Support for quantized models (following)

nnstreamer / nntrainer

NNtrainer is Software Framework for Training Neural Network Models on Devices.

Apache License 2.0

144 stars 72 forks source link

Support for quantized models (following) #909

Open nscotto opened 3 years ago

nscotto commented 3 years ago

Following this discussion about quantized model support

Sorry for the late reply, I needed to discuss with the team to understand a bit more our needs. I think what we'd like to know is whether nntrainer has to work with float32 (at the cost of some performances) or if it can train directly a quantized model, or maybe a mixture of both (like having non trainable part quantized and trainable part float32).

What isn't clear as well is wether there can be a difference in the format during inference and training, does nntrainer even have an api for inference or is it only used for training?

Our goal is to get the best performances possibles and we'd like to minimize the use of float32.

taos-ci commented 3 years ago

:octocat: cibot: Thank you for posting issue #909. The person in charge will reply soon.

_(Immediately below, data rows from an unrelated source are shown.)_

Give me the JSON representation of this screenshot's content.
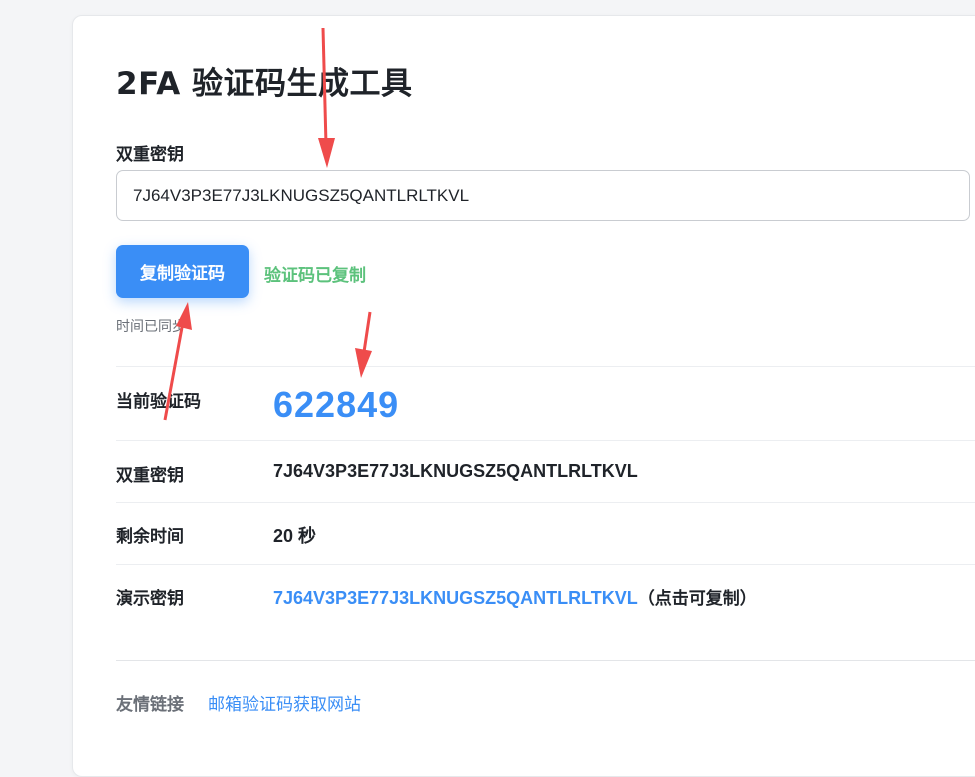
{
  "page": {
    "title": "2FA 验证码生成工具"
  },
  "form": {
    "secret_label": "双重密钥",
    "secret_value": "7J64V3P3E77J3LKNUGSZ5QANTLRLTKVL",
    "copy_button_label": "复制验证码",
    "copied_message": "验证码已复制",
    "sync_status": "时间已同步"
  },
  "results": {
    "rows": [
      {
        "label": "当前验证码",
        "value": "622849"
      },
      {
        "label": "双重密钥",
        "value": "7J64V3P3E77J3LKNUGSZ5QANTLRLTKVL"
      },
      {
        "label": "剩余时间",
        "value": "20 秒"
      },
      {
        "label": "演示密钥",
        "value": "7J64V3P3E77J3LKNUGSZ5QANTLRLTKVL",
        "hint": "（点击可复制）"
      }
    ]
  },
  "footer": {
    "links_label": "友情链接",
    "links": [
      {
        "label": "邮箱验证码获取网站"
      }
    ]
  },
  "colors": {
    "accent": "#3a8ef6",
    "success": "#5cc27c",
    "annotation_arrow": "#ef4b4b"
  }
}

jijoongmoon commented 3 years ago

@nscotto Thanks for the query.

I think what we'd like to know is whether nntrainer has to work with float32 (at the cost of some performances) or if it can train directly a quantized model, or maybe a mixture of both (like having non trainable part quantized and trainable part float32).

Of course, supporting quantization is important from a performance perspective and we do have plans.

Inference with Quantized Model
Train after de-quantized Model (only for the trainable part) and generate a quantized model for inference.
Train Quantized Model Directly

We are currently working on 1 and will be released soon.

What isn't clear as well is wether there can be a difference in the format during inference and training, does nntrainer even have an api for inference or is it only used for training?

We do have C/C++ APIs. C and C++ APIs will be updated including inference API.

kparichay commented 3 years ago

Our goal is to get the best performances possibles and we'd like to minimize the use of float32.

As @jijoongmoon clarified, support for quantized models would be available soon. However, please note that, for now, the weights which are being trained will be using float computations (non-trainable computations can happen in float) during training (not inference).

myungjoo commented 3 years ago

Following this discussion about quantized model support

Sorry for the late reply, I needed to discuss with the team to understand a bit more our needs. I think what we'd like to know is whether nntrainer has to work with float32 (at the cost of some performances) or if it can train directly a quantized model, or maybe a mixture of both (like having non trainable part quantized and trainable part float32).

You may contribute such features directly to nntrainer as well. :)

What isn't clear as well is wether there can be a difference in the format during inference and training, does nntrainer even have an api for inference or is it only used for training?

For inferences, you may use nntrainer directly or ML-API/nnstreamer with nntrainer subplugin. The code in nntrainer.git /nnstreamer/tensor_filter/* is the nntrainer subplugin for nnstreamer, which is also a usage example of inferencing with nntrainer.